As much fun as we've had trying to crystal ball which teams have a shot in the first round of the playoffs, it's almost as intriguing trying to figure out what non-playoff teams will do with their coaching vacancies.
Teams not taking part in the tournament sure didn't waste much time moving on, as a source told ESPN.com that Ottawa GM Bryan Murray fired head coach Cory Clouston seconds after the team's charter touched down in Ottawa after their season finale in Boston.
Florida GM Dale Tallon dispatched Pete DeBoer the day after the Panthers' season came to an end, while Minnesota GM Chuck Fletcher deep-sixed Todd Richards less than 24 hours after the Wild finished their season with a dramatic win over Dallas that kept the Stars out of the postseason.
Meanwhile, Jacques Lemaire told reporters immediately after the Devils' final game that he wouldn't be back behind the bench next season in spite of a terrific second half for New Jersey.
So, what now?
The Devils are back where they were a year ago, when Lemaire walked away after New Jersey was shocked in five games in the first round by Philadelphia. One name that has consistently cropped up in relation to the Devils is that of Ken Hitchcock, who will coach Canada's entry at the World Championships.
Could Hitchcock be the guy to carry on Lemaire's good work with Ilya Kovalchuk? Sure. He helped Rick Nash become a better two-way player even though the two may have had a strained relationship at the end in Columbus.
The other person who might fit nicely in New Jersey is Michel Therrien, who turned a young, disorganized Penguins team into a Cup contender. The Devils are way ahead of where the Pens were when Therrien took over in 2005-06, and there are lots of good, young bodies in the Devils future. Therrien would, in our opinion, be a good fit in Newark.
Therrien, currently scouting for the Minnesota Wild, could also be in line for the Wild job. Fletcher was the assistant GM in Pittsburgh when Therrien turned the Pens' fortunes around and was also involved with the Pens' AHL affiliate, where Therrien also coached, so the Wild's GM has seen firsthand what Therrien can do.
The other name to watch, not just vis a vis the Devils but in general, is Montreal assistant coach Kirk Muller. He's survived a couple of coaching upheavals in Montreal and is considered ready to take that next step and become a head coach. His history with the Devils would put him in good stead, and we all know how president and GM Lou Lamoriello likes to be comfortable when it comes to staffing. The problem may be that Lamoriello's decision to give the job last summer to longtime Devil John MacLean was an unmitigated disaster. Does he take another chance on a coach without head coaching experience at the NHL level?
Look for Muller to be behind an NHL bench as head coach somewhere, and his availability may prompt a team like Ottawa to hold on until at least the end of the first round to see what might pop up.

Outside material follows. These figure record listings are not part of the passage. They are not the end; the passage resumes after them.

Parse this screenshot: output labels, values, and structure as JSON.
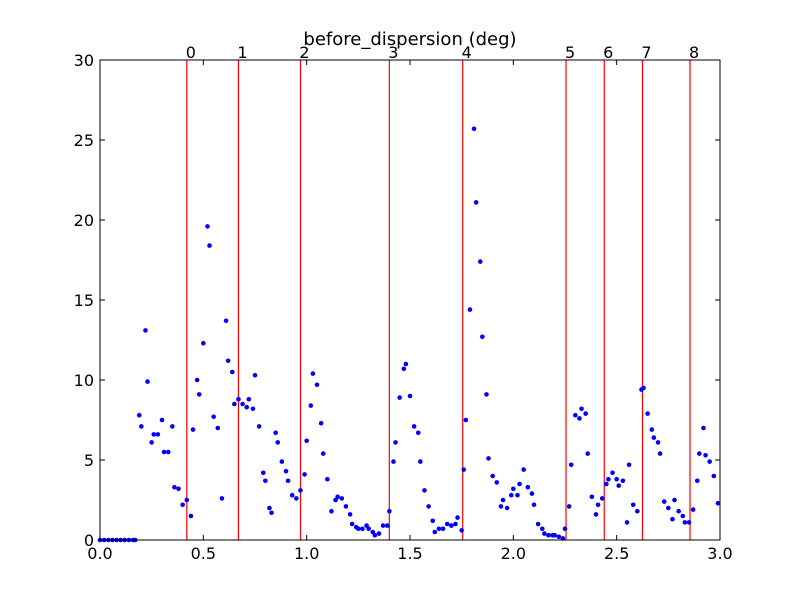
{
  "chart_data": {
    "type": "scatter",
    "title": "before_dispersion (deg)",
    "xlim": [
      0.0,
      3.0
    ],
    "ylim": [
      0,
      30
    ],
    "x_ticks": [
      "0.0",
      "0.5",
      "1.0",
      "1.5",
      "2.0",
      "2.5",
      "3.0"
    ],
    "y_ticks": [
      "0",
      "5",
      "10",
      "15",
      "20",
      "25",
      "30"
    ],
    "grid": false,
    "point_color": "#0000ff",
    "vline_color": "#ff0000",
    "vlines": [
      {
        "label": "0",
        "x": 0.42
      },
      {
        "label": "1",
        "x": 0.67
      },
      {
        "label": "2",
        "x": 0.97
      },
      {
        "label": "3",
        "x": 1.4
      },
      {
        "label": "4",
        "x": 1.755
      },
      {
        "label": "5",
        "x": 2.255
      },
      {
        "label": "6",
        "x": 2.44
      },
      {
        "label": "7",
        "x": 2.625
      },
      {
        "label": "8",
        "x": 2.855
      }
    ],
    "points": [
      [
        0.0,
        0.0
      ],
      [
        0.02,
        0.0
      ],
      [
        0.04,
        0.0
      ],
      [
        0.06,
        0.0
      ],
      [
        0.08,
        0.0
      ],
      [
        0.1,
        0.0
      ],
      [
        0.12,
        0.0
      ],
      [
        0.14,
        0.0
      ],
      [
        0.16,
        0.0
      ],
      [
        0.17,
        0.0
      ],
      [
        0.19,
        7.8
      ],
      [
        0.2,
        7.1
      ],
      [
        0.22,
        13.1
      ],
      [
        0.23,
        9.9
      ],
      [
        0.25,
        6.1
      ],
      [
        0.26,
        6.6
      ],
      [
        0.28,
        6.6
      ],
      [
        0.3,
        7.5
      ],
      [
        0.31,
        5.5
      ],
      [
        0.33,
        5.5
      ],
      [
        0.35,
        7.1
      ],
      [
        0.36,
        3.3
      ],
      [
        0.38,
        3.2
      ],
      [
        0.4,
        2.2
      ],
      [
        0.42,
        2.5
      ],
      [
        0.44,
        1.5
      ],
      [
        0.45,
        6.9
      ],
      [
        0.47,
        10.0
      ],
      [
        0.48,
        9.1
      ],
      [
        0.5,
        12.3
      ],
      [
        0.52,
        19.6
      ],
      [
        0.53,
        18.4
      ],
      [
        0.55,
        7.7
      ],
      [
        0.57,
        7.0
      ],
      [
        0.59,
        2.6
      ],
      [
        0.61,
        13.7
      ],
      [
        0.62,
        11.2
      ],
      [
        0.64,
        10.5
      ],
      [
        0.65,
        8.5
      ],
      [
        0.67,
        8.8
      ],
      [
        0.69,
        8.5
      ],
      [
        0.71,
        8.3
      ],
      [
        0.72,
        8.8
      ],
      [
        0.74,
        8.2
      ],
      [
        0.75,
        10.3
      ],
      [
        0.77,
        7.1
      ],
      [
        0.79,
        4.2
      ],
      [
        0.8,
        3.7
      ],
      [
        0.82,
        2.0
      ],
      [
        0.83,
        1.7
      ],
      [
        0.85,
        6.7
      ],
      [
        0.86,
        6.1
      ],
      [
        0.88,
        4.9
      ],
      [
        0.9,
        4.3
      ],
      [
        0.91,
        3.7
      ],
      [
        0.93,
        2.8
      ],
      [
        0.95,
        2.6
      ],
      [
        0.97,
        3.1
      ],
      [
        0.99,
        4.1
      ],
      [
        1.0,
        6.2
      ],
      [
        1.02,
        8.4
      ],
      [
        1.03,
        10.4
      ],
      [
        1.05,
        9.7
      ],
      [
        1.07,
        7.3
      ],
      [
        1.08,
        5.4
      ],
      [
        1.1,
        3.8
      ],
      [
        1.12,
        1.8
      ],
      [
        1.14,
        2.5
      ],
      [
        1.15,
        2.7
      ],
      [
        1.17,
        2.6
      ],
      [
        1.19,
        2.1
      ],
      [
        1.21,
        1.6
      ],
      [
        1.22,
        1.0
      ],
      [
        1.24,
        0.8
      ],
      [
        1.25,
        0.7
      ],
      [
        1.27,
        0.7
      ],
      [
        1.29,
        0.9
      ],
      [
        1.3,
        0.7
      ],
      [
        1.32,
        0.5
      ],
      [
        1.33,
        0.3
      ],
      [
        1.35,
        0.4
      ],
      [
        1.37,
        0.9
      ],
      [
        1.39,
        0.9
      ],
      [
        1.4,
        1.8
      ],
      [
        1.42,
        4.9
      ],
      [
        1.43,
        6.1
      ],
      [
        1.45,
        8.9
      ],
      [
        1.47,
        10.7
      ],
      [
        1.48,
        11.0
      ],
      [
        1.5,
        9.0
      ],
      [
        1.52,
        7.1
      ],
      [
        1.54,
        6.7
      ],
      [
        1.55,
        4.9
      ],
      [
        1.57,
        3.1
      ],
      [
        1.59,
        2.1
      ],
      [
        1.61,
        1.2
      ],
      [
        1.62,
        0.5
      ],
      [
        1.64,
        0.7
      ],
      [
        1.66,
        0.7
      ],
      [
        1.68,
        1.0
      ],
      [
        1.7,
        0.9
      ],
      [
        1.72,
        1.0
      ],
      [
        1.73,
        1.4
      ],
      [
        1.75,
        0.6
      ],
      [
        1.76,
        4.4
      ],
      [
        1.77,
        7.5
      ],
      [
        1.79,
        14.4
      ],
      [
        1.81,
        25.7
      ],
      [
        1.82,
        21.1
      ],
      [
        1.84,
        17.4
      ],
      [
        1.85,
        12.7
      ],
      [
        1.87,
        9.1
      ],
      [
        1.88,
        5.1
      ],
      [
        1.9,
        4.0
      ],
      [
        1.92,
        3.6
      ],
      [
        1.94,
        2.1
      ],
      [
        1.95,
        2.5
      ],
      [
        1.97,
        2.0
      ],
      [
        1.99,
        2.8
      ],
      [
        2.0,
        3.2
      ],
      [
        2.02,
        2.8
      ],
      [
        2.03,
        3.5
      ],
      [
        2.05,
        4.4
      ],
      [
        2.07,
        3.3
      ],
      [
        2.09,
        2.9
      ],
      [
        2.1,
        2.2
      ],
      [
        2.12,
        1.0
      ],
      [
        2.14,
        0.7
      ],
      [
        2.15,
        0.4
      ],
      [
        2.17,
        0.3
      ],
      [
        2.19,
        0.3
      ],
      [
        2.2,
        0.3
      ],
      [
        2.22,
        0.2
      ],
      [
        2.24,
        0.1
      ],
      [
        2.25,
        0.7
      ],
      [
        2.27,
        2.1
      ],
      [
        2.28,
        4.7
      ],
      [
        2.3,
        7.8
      ],
      [
        2.32,
        7.6
      ],
      [
        2.33,
        8.2
      ],
      [
        2.35,
        7.9
      ],
      [
        2.36,
        5.4
      ],
      [
        2.38,
        2.7
      ],
      [
        2.4,
        1.6
      ],
      [
        2.41,
        2.2
      ],
      [
        2.43,
        2.6
      ],
      [
        2.45,
        3.5
      ],
      [
        2.46,
        3.8
      ],
      [
        2.48,
        4.2
      ],
      [
        2.5,
        3.8
      ],
      [
        2.51,
        3.4
      ],
      [
        2.53,
        3.7
      ],
      [
        2.55,
        1.1
      ],
      [
        2.56,
        4.7
      ],
      [
        2.58,
        2.2
      ],
      [
        2.6,
        1.8
      ],
      [
        2.62,
        9.4
      ],
      [
        2.63,
        9.5
      ],
      [
        2.65,
        7.9
      ],
      [
        2.67,
        6.9
      ],
      [
        2.68,
        6.4
      ],
      [
        2.7,
        6.1
      ],
      [
        2.71,
        5.4
      ],
      [
        2.73,
        2.4
      ],
      [
        2.75,
        2.0
      ],
      [
        2.77,
        1.3
      ],
      [
        2.78,
        2.5
      ],
      [
        2.8,
        1.8
      ],
      [
        2.82,
        1.5
      ],
      [
        2.83,
        1.1
      ],
      [
        2.85,
        1.1
      ],
      [
        2.87,
        1.9
      ],
      [
        2.89,
        3.7
      ],
      [
        2.9,
        5.4
      ],
      [
        2.92,
        7.0
      ],
      [
        2.93,
        5.3
      ],
      [
        2.95,
        4.9
      ],
      [
        2.97,
        4.0
      ],
      [
        2.99,
        2.3
      ]
    ]
  }
}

Ottawa is an interesting situation given that Bryan Murray, recently given a contract extension, has gone through a dizzying array of coaches in the past three years: John Paddock, Craig Hartsburg and Clouston. Extension or not, one would think owner Eugene Melnyk's patience for coaching gaffes is pretty thin.
Former Cup winner Bob Hartley was in the mix before Hartsburg was given the job. Although Hartley recently agreed to coach an elite league team in Switzerland, it's believed he could be swayed if the Sens come calling. Hartley would be a natural in Ottawa given his experience.
Some have suggested DeBoer would be a natural given the interest shown in him by Melnyk and the Senators before he took the Florida job. Yet sources have said Melnyk was miffed that DeBoer didn't accept his offer, so that may not be a natural fit anymore.
The fact the Senators have a strong crop of young talent, especially college talent, may lend itself to DeBoer's skills in spite of his lack of success with the Panthers.
Dave Cameron, coach of Canada's entry in the World Junior Championship last year, is another name getting buzz around Ottawa. Cameron coaches the Mississauga St. Michael's Majors of the OHL, a team owned by Melnyk (ah, now you get it). But after the Clouston disaster, the sense is that the Sens may go the more traditional route and hire a coach with NHL experience. What about a coaching staff that included Hartley and Cameron?
Kurt Kleinendorst, coach of the Sens' AHL team in Binghamton, may also get a look.